Resilience in Marriage

 

I remember thinking to myself and wondering, before getting married, how come my parents were so close to each other, I always saw them being so cute to the other, so capable of trusting and having so much confidence in their relationships. Being married I have found questions to many of the questions I have had throughout the years, one thing that I know has enhanced their relationship and has brought them closer to each other, is that they have lived a lot of experiences together, happy experiences like the birth of a grandchild, the success of their son's adventures, a son going to serve a mission, a child recovering from a disease, and so on. But they also have lived great sadness and enormous trials, like the death of a closed one, the grieving of a daughter, losing big material possessions making them start their life from scratch, different illnesses, having beloved ones in places far away, and the suffering of their sons in different circumstances.

Thinking about this week class I realized that the strength of their marriage is not based on the happy times they have had, but on the tough trials they have had to face together. There is something about stressful situations, or as some material I read calls it: “Family crisis”, that can bring a family closer together, or can sadly, tear it apart. I, being married for 4 years have had experienced where I feel so much closer to my wife during a challenge and other times where we have felt the challenge is pulling us away from each other. I remember my first weeks being in a country I never been before, not having friends or any relative, and finding solutions and looking for advice and ideas with my wife, and finally conquering that challenge together, looking back at it, it was very stressful, we lived uncertainty every day, until about the 8th-month mark, but we felt closer together everyday and we knew if we stayed together, everything was going to be fine, no matter what the outcome was. We have also experienced the opposite when coming to study, realizing we had this new challenge together, that we had to face individually, because she won’t be able to do my exams for me, and we realized we weren’t spending as much time together or doing the things we liked and enjoyed doing together, so we had to plan and do something about it, and now we are facing this challenge together, and helping each other as much as we can, and we have felt so much closer after planning and doing these things together.

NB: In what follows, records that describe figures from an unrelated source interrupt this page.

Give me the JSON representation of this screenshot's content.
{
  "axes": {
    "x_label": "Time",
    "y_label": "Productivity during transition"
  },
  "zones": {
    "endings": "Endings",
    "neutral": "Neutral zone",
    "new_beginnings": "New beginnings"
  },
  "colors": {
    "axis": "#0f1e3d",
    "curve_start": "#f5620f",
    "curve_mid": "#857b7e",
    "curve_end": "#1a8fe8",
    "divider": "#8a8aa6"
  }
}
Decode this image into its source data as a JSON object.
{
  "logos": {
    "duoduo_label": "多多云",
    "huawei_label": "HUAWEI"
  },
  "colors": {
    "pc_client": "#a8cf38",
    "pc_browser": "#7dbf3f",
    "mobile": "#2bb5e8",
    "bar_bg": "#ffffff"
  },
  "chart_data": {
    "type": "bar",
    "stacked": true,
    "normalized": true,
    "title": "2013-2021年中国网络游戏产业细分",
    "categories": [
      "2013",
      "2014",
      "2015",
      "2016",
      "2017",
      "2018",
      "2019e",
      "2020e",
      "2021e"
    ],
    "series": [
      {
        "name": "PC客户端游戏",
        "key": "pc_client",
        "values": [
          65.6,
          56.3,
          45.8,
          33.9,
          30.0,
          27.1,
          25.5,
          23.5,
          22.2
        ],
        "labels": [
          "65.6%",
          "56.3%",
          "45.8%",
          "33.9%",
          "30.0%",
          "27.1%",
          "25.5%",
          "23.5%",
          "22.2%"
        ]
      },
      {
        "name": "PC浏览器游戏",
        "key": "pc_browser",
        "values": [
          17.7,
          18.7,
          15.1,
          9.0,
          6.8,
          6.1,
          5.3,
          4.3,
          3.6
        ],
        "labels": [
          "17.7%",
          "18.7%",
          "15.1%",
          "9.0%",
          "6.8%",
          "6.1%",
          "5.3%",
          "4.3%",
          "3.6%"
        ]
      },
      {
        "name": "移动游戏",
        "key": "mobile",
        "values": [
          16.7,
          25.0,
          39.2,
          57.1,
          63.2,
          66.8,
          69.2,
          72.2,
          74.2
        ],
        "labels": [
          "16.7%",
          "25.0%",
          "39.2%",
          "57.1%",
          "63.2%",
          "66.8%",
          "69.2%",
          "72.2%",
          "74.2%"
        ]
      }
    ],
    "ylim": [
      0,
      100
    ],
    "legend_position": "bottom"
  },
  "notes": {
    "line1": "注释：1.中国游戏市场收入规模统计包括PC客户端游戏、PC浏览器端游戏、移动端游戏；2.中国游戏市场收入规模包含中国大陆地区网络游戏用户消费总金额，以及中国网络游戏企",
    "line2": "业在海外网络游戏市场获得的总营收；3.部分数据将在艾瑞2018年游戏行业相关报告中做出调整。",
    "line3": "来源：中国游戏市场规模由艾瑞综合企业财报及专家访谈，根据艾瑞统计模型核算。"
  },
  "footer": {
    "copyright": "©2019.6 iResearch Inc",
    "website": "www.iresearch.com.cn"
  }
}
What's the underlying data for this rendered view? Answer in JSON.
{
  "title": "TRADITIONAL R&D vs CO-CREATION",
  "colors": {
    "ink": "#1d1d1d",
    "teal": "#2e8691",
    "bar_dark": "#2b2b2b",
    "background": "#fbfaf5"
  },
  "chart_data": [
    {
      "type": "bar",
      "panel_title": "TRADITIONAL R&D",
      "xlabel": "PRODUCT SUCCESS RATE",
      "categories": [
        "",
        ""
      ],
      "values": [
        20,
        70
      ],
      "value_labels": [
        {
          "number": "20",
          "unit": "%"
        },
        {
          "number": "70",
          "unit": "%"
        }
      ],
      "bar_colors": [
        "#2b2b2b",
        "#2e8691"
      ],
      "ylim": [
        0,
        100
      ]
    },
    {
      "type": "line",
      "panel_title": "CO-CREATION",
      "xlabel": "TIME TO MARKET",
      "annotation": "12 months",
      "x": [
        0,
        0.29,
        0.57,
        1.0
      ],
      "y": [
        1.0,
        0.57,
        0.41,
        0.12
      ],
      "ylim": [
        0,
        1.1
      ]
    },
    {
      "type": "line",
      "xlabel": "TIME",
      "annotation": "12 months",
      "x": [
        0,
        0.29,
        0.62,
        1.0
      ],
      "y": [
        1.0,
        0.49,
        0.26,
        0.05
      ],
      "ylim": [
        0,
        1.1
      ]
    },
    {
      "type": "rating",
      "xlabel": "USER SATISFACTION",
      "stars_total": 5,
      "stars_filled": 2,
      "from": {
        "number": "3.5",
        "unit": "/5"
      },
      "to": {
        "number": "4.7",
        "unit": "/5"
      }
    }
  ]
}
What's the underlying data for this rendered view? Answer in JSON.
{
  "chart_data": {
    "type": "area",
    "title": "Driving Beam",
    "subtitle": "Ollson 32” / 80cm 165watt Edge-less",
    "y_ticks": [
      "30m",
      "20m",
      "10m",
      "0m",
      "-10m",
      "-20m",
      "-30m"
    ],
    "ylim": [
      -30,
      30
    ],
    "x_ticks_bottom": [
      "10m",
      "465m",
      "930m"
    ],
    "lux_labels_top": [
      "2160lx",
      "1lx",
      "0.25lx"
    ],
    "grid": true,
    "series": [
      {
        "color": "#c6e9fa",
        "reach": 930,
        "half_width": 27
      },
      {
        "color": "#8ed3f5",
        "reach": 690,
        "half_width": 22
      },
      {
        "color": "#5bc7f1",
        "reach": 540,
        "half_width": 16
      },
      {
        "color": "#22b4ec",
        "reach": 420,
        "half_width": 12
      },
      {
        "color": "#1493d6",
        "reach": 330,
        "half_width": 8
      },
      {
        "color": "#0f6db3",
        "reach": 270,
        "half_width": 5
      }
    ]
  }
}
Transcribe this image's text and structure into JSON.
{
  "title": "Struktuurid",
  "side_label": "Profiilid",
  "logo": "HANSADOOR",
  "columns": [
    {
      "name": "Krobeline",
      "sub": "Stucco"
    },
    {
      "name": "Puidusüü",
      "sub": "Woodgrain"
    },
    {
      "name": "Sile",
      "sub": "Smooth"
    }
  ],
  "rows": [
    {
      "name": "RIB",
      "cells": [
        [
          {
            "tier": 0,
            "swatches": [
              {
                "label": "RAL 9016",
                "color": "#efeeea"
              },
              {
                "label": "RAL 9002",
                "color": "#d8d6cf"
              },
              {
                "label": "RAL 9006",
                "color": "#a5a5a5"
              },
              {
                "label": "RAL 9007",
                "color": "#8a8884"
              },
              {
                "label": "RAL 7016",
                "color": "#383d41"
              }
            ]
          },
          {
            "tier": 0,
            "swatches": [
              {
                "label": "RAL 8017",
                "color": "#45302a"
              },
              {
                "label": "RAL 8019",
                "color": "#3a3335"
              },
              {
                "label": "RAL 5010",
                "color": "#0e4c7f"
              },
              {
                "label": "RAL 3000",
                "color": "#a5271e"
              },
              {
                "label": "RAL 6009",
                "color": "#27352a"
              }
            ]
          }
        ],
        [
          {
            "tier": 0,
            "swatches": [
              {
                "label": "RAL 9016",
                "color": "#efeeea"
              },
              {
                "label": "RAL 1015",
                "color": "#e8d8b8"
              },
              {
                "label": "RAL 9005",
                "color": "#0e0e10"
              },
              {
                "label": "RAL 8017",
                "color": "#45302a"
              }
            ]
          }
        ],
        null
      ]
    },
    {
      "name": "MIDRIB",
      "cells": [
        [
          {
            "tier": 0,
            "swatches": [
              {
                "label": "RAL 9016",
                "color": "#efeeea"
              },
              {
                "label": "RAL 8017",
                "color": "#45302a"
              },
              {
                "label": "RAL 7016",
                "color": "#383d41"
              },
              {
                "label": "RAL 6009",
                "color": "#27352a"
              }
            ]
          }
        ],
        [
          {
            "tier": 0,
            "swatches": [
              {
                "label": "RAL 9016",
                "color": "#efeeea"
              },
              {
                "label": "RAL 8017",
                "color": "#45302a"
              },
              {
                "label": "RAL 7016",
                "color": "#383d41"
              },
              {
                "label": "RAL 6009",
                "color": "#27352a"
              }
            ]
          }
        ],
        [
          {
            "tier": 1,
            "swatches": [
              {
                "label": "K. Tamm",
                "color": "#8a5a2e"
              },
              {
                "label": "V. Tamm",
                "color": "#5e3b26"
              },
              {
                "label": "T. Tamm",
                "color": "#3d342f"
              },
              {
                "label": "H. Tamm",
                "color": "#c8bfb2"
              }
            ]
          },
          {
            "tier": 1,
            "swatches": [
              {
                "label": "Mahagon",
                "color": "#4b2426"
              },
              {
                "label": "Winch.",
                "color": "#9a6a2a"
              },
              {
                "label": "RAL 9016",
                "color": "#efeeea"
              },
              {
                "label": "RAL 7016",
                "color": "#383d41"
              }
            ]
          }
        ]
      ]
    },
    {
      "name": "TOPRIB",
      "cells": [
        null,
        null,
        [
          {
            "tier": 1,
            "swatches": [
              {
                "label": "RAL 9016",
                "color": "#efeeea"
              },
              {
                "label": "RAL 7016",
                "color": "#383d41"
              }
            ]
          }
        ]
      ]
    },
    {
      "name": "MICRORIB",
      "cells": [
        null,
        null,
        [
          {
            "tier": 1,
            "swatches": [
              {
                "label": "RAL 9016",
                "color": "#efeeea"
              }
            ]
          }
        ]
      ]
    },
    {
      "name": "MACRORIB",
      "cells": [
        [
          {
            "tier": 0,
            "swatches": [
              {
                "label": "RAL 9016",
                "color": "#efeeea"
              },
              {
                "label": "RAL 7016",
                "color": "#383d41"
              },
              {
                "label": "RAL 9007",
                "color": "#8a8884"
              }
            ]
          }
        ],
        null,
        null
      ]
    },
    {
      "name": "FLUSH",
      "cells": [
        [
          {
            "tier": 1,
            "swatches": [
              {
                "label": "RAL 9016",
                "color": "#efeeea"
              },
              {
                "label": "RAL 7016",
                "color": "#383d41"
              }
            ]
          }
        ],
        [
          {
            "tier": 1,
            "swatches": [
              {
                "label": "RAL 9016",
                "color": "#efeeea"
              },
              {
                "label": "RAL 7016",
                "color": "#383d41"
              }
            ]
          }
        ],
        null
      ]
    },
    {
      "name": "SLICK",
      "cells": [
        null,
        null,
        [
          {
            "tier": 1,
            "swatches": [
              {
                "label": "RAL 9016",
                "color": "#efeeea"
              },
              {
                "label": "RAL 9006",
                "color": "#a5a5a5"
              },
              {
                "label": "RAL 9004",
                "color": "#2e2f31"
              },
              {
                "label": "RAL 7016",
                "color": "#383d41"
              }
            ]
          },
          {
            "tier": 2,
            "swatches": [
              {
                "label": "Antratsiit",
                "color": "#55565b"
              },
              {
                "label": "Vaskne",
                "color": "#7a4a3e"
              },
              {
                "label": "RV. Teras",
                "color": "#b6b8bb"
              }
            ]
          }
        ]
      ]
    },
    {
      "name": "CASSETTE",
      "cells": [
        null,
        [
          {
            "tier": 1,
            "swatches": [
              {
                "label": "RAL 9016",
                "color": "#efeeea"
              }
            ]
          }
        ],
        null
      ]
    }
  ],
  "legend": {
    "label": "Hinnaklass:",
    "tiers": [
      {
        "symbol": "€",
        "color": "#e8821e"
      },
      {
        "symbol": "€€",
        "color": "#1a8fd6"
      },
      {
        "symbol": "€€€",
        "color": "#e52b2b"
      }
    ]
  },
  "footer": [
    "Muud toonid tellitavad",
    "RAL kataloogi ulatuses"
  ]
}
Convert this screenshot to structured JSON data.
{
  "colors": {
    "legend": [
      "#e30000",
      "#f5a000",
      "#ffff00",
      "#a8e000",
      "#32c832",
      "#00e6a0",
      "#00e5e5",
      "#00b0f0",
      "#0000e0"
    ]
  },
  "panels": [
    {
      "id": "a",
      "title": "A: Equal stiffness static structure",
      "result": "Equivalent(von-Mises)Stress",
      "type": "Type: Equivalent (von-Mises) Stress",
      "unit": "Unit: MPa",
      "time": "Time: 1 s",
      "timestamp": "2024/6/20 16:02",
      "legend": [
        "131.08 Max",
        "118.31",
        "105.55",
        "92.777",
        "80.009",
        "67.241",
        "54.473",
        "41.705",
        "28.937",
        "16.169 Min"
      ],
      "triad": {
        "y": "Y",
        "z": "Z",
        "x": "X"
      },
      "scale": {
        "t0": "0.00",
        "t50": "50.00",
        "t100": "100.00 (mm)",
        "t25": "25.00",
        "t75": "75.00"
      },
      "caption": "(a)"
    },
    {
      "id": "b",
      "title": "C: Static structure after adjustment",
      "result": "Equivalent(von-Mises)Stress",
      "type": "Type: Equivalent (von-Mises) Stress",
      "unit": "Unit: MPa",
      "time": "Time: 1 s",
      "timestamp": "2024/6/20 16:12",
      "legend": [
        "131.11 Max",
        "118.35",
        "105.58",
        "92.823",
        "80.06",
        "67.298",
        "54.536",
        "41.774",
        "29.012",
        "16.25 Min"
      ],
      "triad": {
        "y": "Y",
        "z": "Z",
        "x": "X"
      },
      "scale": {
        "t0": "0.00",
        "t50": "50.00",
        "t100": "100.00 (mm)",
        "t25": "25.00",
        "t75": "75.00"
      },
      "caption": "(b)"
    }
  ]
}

The table below shows some of the major relative stressors that a family can go through, from most hard to less hard:


There are some things we can do, or not do, that will decrease the chances of us being able to cope with hard trials with our family, or that can negatively affect our relationship with our partners, like blaming others for it (Scapegoating), Denial, when we don’t know we have a problem and thus  can’t face it and look it in the eye, and Avoidance, where we know the existence of a problem, but avoid confronting it. None of these coping mechanism will be useful for improving our relationship, neither for solving the problem. On the other hand, taking responsibilities for the challenges and problems we face can be good for us individually, like in the case of a woman that got divorced, she didn’t play the victim but got on her feet got her real estate license and built her life up from there, also affirming your family’s self-worth can be very helpful, challenges can take a toll in our self-esteem, it’s important that you believe in yourself and to remember that you are a person that you and your family are people with strengths and the capacity to cope in unimaginable ways. There are many coping mechanisms we can use in positive ways, but we have to first try to assess our situation, look for other person help, accept their advice, and act upon it.